Hello, I had this observation while solving a problem, I can tell it is true but I cannot figure out how to concretely prove it. Maybe one of you with better mathematics than me can come up with a proof.
Here is the situation: You are given array of n positive integers. For 1<k<n, can you prove that:
- If k is even, then all subarrays of length k are palindromic IFF the entire array is just a single number repeated
- If k is odd, then all subarrays of length k are palindromic IFF the entire array is either a single number repeated, or two numbers alternating
In the picture I have illustrated the structure for n=9, and k=7 and 8. I draw an arc between two positions if by some palindromic subarray we know these two positions must have equal numbers. You can tell the assertion is true from the pictures.
I tried to prove it myself, and I think there are some tricky issues that you might run into/need to work out:
See Issues - Assume array is 1-indexed. If your proof relies on looking at the subarray starting at index i, and the very next one starting at i+1, and you iterate i thru the array, maybe you prove that for the even case, element at i must equal element at i+1 by looking at these two subarrays. The issue is you can't actually iterate i past n-k+1, so you haven't actually shown that all elements are equal.

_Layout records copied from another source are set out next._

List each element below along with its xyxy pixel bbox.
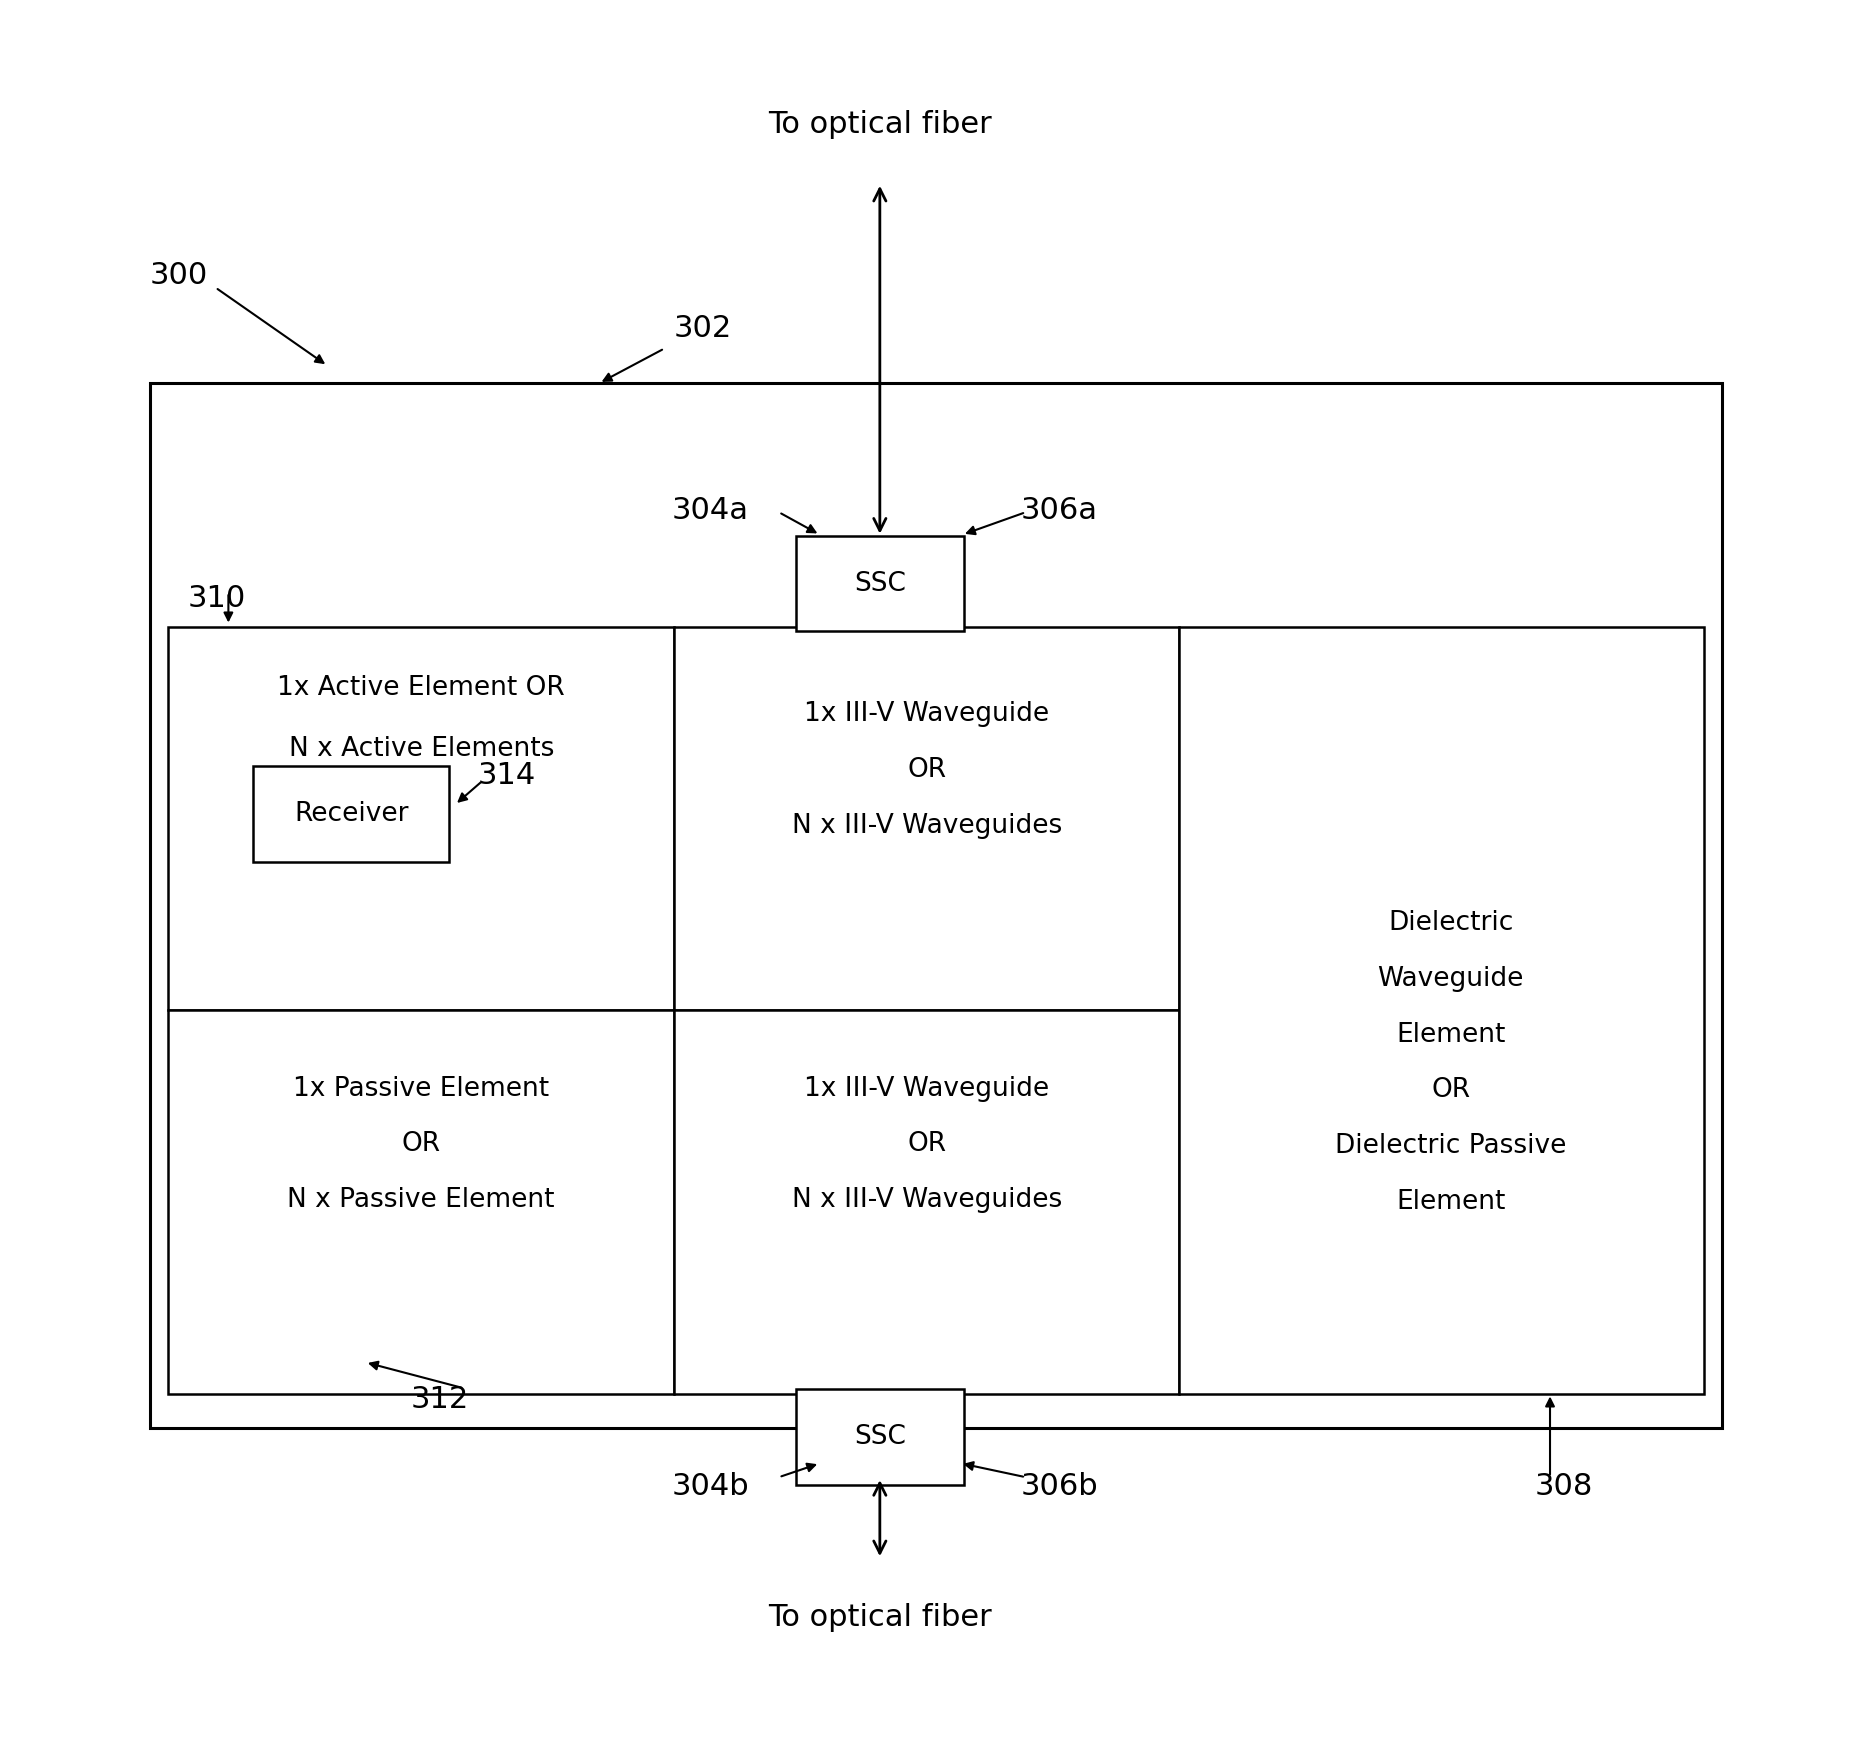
Text: 312: 312 (410, 1385, 470, 1415)
Text: OR: OR (1432, 1078, 1470, 1103)
Text: Dielectric Passive: Dielectric Passive (1335, 1134, 1567, 1158)
Text: 308: 308 (1535, 1472, 1593, 1502)
Text: N x III-V Waveguides: N x III-V Waveguides (792, 1188, 1061, 1212)
Text: 306a: 306a (1020, 496, 1097, 526)
Text: Element: Element (1397, 1190, 1505, 1214)
Text: Element: Element (1397, 1023, 1505, 1047)
Text: 1x Passive Element: 1x Passive Element (294, 1077, 548, 1101)
Text: N x Active Elements: N x Active Elements (288, 737, 554, 761)
FancyBboxPatch shape (1179, 627, 1704, 1394)
Text: N x Passive Element: N x Passive Element (288, 1188, 554, 1212)
Text: OR: OR (908, 1132, 945, 1157)
Text: Dielectric: Dielectric (1389, 911, 1513, 935)
Text: 1x Active Element OR: 1x Active Element OR (277, 676, 565, 700)
Text: SSC: SSC (854, 1425, 906, 1449)
Text: Waveguide: Waveguide (1378, 967, 1524, 991)
FancyBboxPatch shape (674, 627, 1179, 1010)
Text: 304a: 304a (672, 496, 749, 526)
Text: 314: 314 (477, 761, 535, 789)
Text: SSC: SSC (854, 571, 906, 596)
Text: 1x III-V Waveguide: 1x III-V Waveguide (805, 702, 1048, 726)
FancyBboxPatch shape (168, 627, 674, 1010)
Text: OR: OR (402, 1132, 440, 1157)
Text: 300: 300 (150, 261, 208, 291)
FancyBboxPatch shape (150, 383, 1722, 1428)
Text: 306b: 306b (1020, 1472, 1097, 1502)
Text: 1x III-V Waveguide: 1x III-V Waveguide (805, 1077, 1048, 1101)
Text: Receiver: Receiver (294, 801, 410, 826)
FancyBboxPatch shape (253, 766, 449, 862)
FancyBboxPatch shape (796, 537, 964, 631)
Text: 302: 302 (674, 314, 732, 343)
Text: To optical fiber: To optical fiber (768, 1603, 992, 1632)
FancyBboxPatch shape (168, 1010, 674, 1394)
FancyBboxPatch shape (674, 1010, 1179, 1394)
Text: 304b: 304b (672, 1472, 749, 1502)
FancyBboxPatch shape (796, 1390, 964, 1484)
Text: To optical fiber: To optical fiber (768, 110, 992, 139)
Text: N x III-V Waveguides: N x III-V Waveguides (792, 814, 1061, 838)
Text: 310: 310 (187, 584, 245, 613)
Text: OR: OR (908, 758, 945, 782)
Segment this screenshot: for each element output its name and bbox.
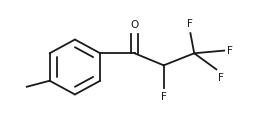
Text: F: F xyxy=(227,46,233,56)
Text: F: F xyxy=(218,73,224,83)
Text: O: O xyxy=(130,21,139,31)
Text: F: F xyxy=(187,19,193,29)
Text: F: F xyxy=(161,92,167,102)
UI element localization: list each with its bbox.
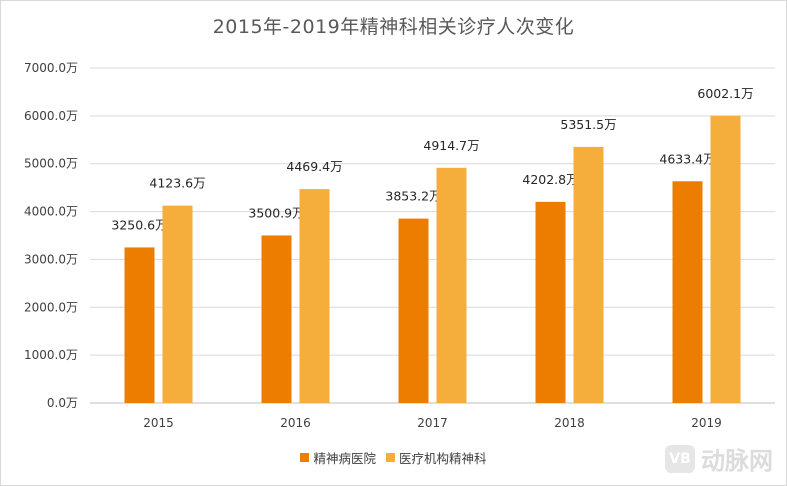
data-label: 4202.8万 bbox=[522, 172, 578, 187]
bar-series2-2018 bbox=[573, 146, 604, 403]
chart-title: 2015年-2019年精神科相关诊疗人次变化 bbox=[212, 16, 575, 38]
y-tick-label: 5000.0万 bbox=[24, 157, 78, 171]
x-tick-label: 2017 bbox=[417, 416, 448, 430]
watermark-text: 动脉网 bbox=[701, 447, 773, 475]
legend: 精神病医院 医疗机构精神科 bbox=[0, 448, 787, 467]
legend-item-series2: 医疗机构精神科 bbox=[386, 448, 487, 467]
bar-series2-2015 bbox=[162, 205, 193, 403]
y-tick-label: 4000.0万 bbox=[24, 205, 78, 219]
data-label: 4633.4万 bbox=[659, 151, 715, 166]
y-tick-label: 6000.0万 bbox=[24, 109, 78, 123]
watermark-logo-icon: VB bbox=[665, 444, 695, 473]
data-label: 3853.2万 bbox=[385, 189, 441, 204]
x-tick-label: 2016 bbox=[280, 416, 311, 430]
legend-swatch-series2 bbox=[386, 453, 395, 462]
bar-series2-2017 bbox=[436, 167, 467, 403]
bar-series2-2019 bbox=[710, 115, 741, 403]
legend-item-series1: 精神病医院 bbox=[300, 448, 376, 467]
y-tick-label: 2000.0万 bbox=[24, 300, 78, 314]
y-tick-label: 7000.0万 bbox=[24, 61, 78, 75]
bar-series1-2017 bbox=[398, 218, 429, 403]
data-label: 4914.7万 bbox=[423, 138, 479, 153]
bar-series1-2019 bbox=[672, 181, 703, 403]
y-tick-label: 3000.0万 bbox=[24, 252, 78, 266]
legend-label-series2: 医疗机构精神科 bbox=[399, 451, 487, 466]
watermark: VB 动脉网 bbox=[665, 441, 773, 476]
x-tick-label: 2015 bbox=[143, 416, 174, 430]
x-tick-label: 2019 bbox=[691, 416, 722, 430]
data-label: 6002.1万 bbox=[697, 86, 753, 101]
bar-series1-2018 bbox=[535, 201, 566, 403]
y-tick-label: 0.0万 bbox=[47, 396, 78, 410]
bar-series2-2016 bbox=[299, 189, 330, 403]
y-tick-label: 1000.0万 bbox=[24, 348, 78, 362]
bar-series1-2015 bbox=[124, 247, 155, 403]
legend-label-series1: 精神病医院 bbox=[313, 451, 376, 466]
x-tick-label: 2018 bbox=[554, 416, 585, 430]
data-label: 3250.6万 bbox=[111, 217, 167, 232]
data-label: 4469.4万 bbox=[286, 159, 342, 174]
data-label: 3500.9万 bbox=[248, 205, 304, 220]
data-label: 5351.5万 bbox=[560, 117, 616, 132]
legend-swatch-series1 bbox=[300, 453, 310, 462]
bar-series1-2016 bbox=[261, 235, 292, 403]
data-label: 4123.6万 bbox=[149, 176, 205, 191]
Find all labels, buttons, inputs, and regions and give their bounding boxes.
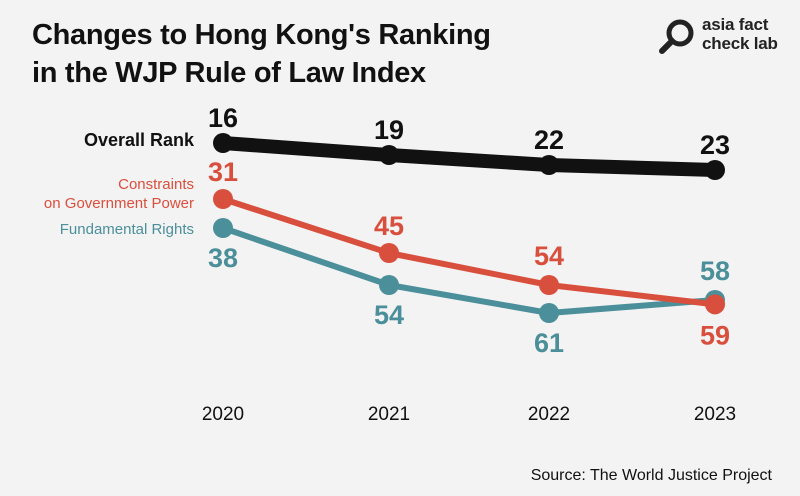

- Let's say for the odd case you show that given the equality constraints from your first subarray (i.e., if first subarray palindromic, then we have a1=ak, a2=a_k-1, etc), and equality constraints from your second subarray, then the elements could be all equal or two different numbers alternating. You may have more subarrays than just the first two. Therefore you must verify that the equality constraints from your third subarray for example does not change things, e.g., looking at first two subarrays equality constraints gives that the elements can be same or alternating, but once you add the third, what if this enforces that elements must be equal, thus ruling out the alternating case?